I'm working to get some XML into JSON strings via xmltodict. Basically the XML repeats a certain set of data and I want to pull out each of these individual repeated nodes and make it a JSON string across all the XML files. I am not generating this XML, but downloading it from a third party then processing it. This is my simple code.
my_list = []
for file in os.listdir(download_path):
if file.endswith('.xml'):
with open(os.path.join(download_path, file), encoding = 'utf-8') as xml:
print(file)
things = xmltodict.parse(xml.read())
for thing in things['things']['thing']:
my_list.append(json.dumps(thing))
I'm running into ExpatError: not well-formed (invalid token):
So I investigated the XML files using Notepad++ and the problem seems to not be the usual culprits (&, <, >, etc) but instead it is control characters.
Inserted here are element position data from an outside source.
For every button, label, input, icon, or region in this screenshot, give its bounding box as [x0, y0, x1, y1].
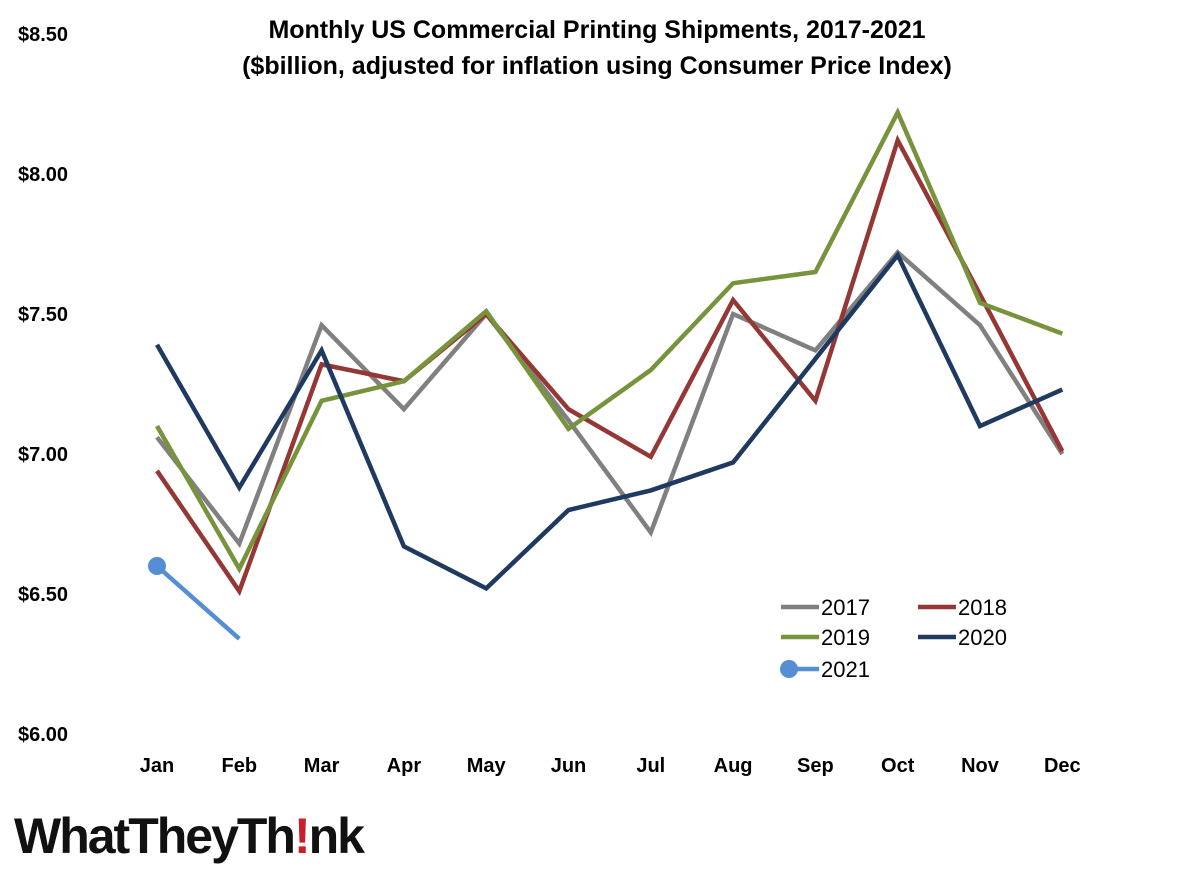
series-line-2019	[155, 107, 1064, 574]
series-marker-2021	[148, 557, 166, 575]
x-tick-label: Apr	[387, 755, 422, 777]
y-tick-label: $8.50	[18, 24, 68, 46]
x-tick-label: Jan	[140, 755, 174, 777]
x-tick-label: Nov	[961, 755, 1000, 777]
x-tick-label: Mar	[304, 755, 340, 777]
legend-label-2020: 2020	[958, 625, 1007, 650]
legend-label-2018: 2018	[958, 595, 1007, 620]
x-tick-label: Jul	[636, 755, 665, 777]
x-tick-label: Jun	[551, 755, 587, 777]
y-tick-label: $7.50	[18, 304, 68, 326]
logo-exclamation: !	[293, 808, 311, 864]
logo-text-part1: WhatTheyTh	[14, 808, 296, 864]
x-tick-label: May	[467, 755, 507, 777]
x-tick-label: Aug	[714, 755, 753, 777]
series-line-2018	[155, 134, 1065, 597]
legend: 2017 2018 2019 2020 2021	[780, 595, 1007, 682]
series-line-2021	[155, 564, 241, 641]
series-line-2017	[155, 249, 1065, 549]
legend-label-2019: 2019	[821, 625, 870, 650]
y-tick-label: $7.00	[18, 444, 68, 466]
chart-title: Monthly US Commercial Printing Shipments…	[268, 16, 925, 44]
x-tick-label: Oct	[881, 755, 915, 777]
x-axis-tick-labels: Jan Feb Mar Apr May Jun Jul Aug Sep Oct Nov Dec	[140, 755, 1081, 777]
legend-label-2021: 2021	[821, 657, 870, 682]
legend-marker-2021	[780, 660, 798, 678]
logo-text-part2: nk	[308, 808, 365, 864]
y-tick-label: $6.00	[18, 724, 68, 746]
whattheythink-logo: WhatTheyTh!nk	[14, 806, 365, 866]
chart-subtitle: ($billion, adjusted for inflation using …	[242, 52, 952, 80]
x-tick-label: Dec	[1044, 755, 1081, 777]
x-tick-label: Feb	[222, 755, 258, 777]
y-tick-label: $8.00	[18, 164, 68, 186]
y-tick-label: $6.50	[18, 584, 68, 606]
y-axis-tick-labels: $6.00 $6.50 $7.00 $7.50 $8.00 $8.50	[18, 24, 68, 746]
legend-label-2017: 2017	[821, 595, 870, 620]
series-line-2020	[155, 250, 1064, 592]
series-lines	[148, 107, 1065, 641]
x-tick-label: Sep	[797, 755, 834, 777]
For instance, in Notepad++ I'm getting a block of STX BEL BS
where it says the error is. I've never encountered these before so after some searching I came across what they were and that they are bad news for XML.
So now the question is, how do I get rid of them or work around them? I'd like to build something into the above code that either checks the XML for these and fixes it before proceeding, or perhaps using Try
and Except
to address it when it comes up. Perhaps even pointing me towards some code that I can run on the XML files to fix them before running it through the process above (I think more than 1 file might have this issue)?
I haven't been able to find any solution yet that would allow me to fix the XML but keep it in a form I could still use with xmltodict
to eventually get some parsed data I can then pass to JSON.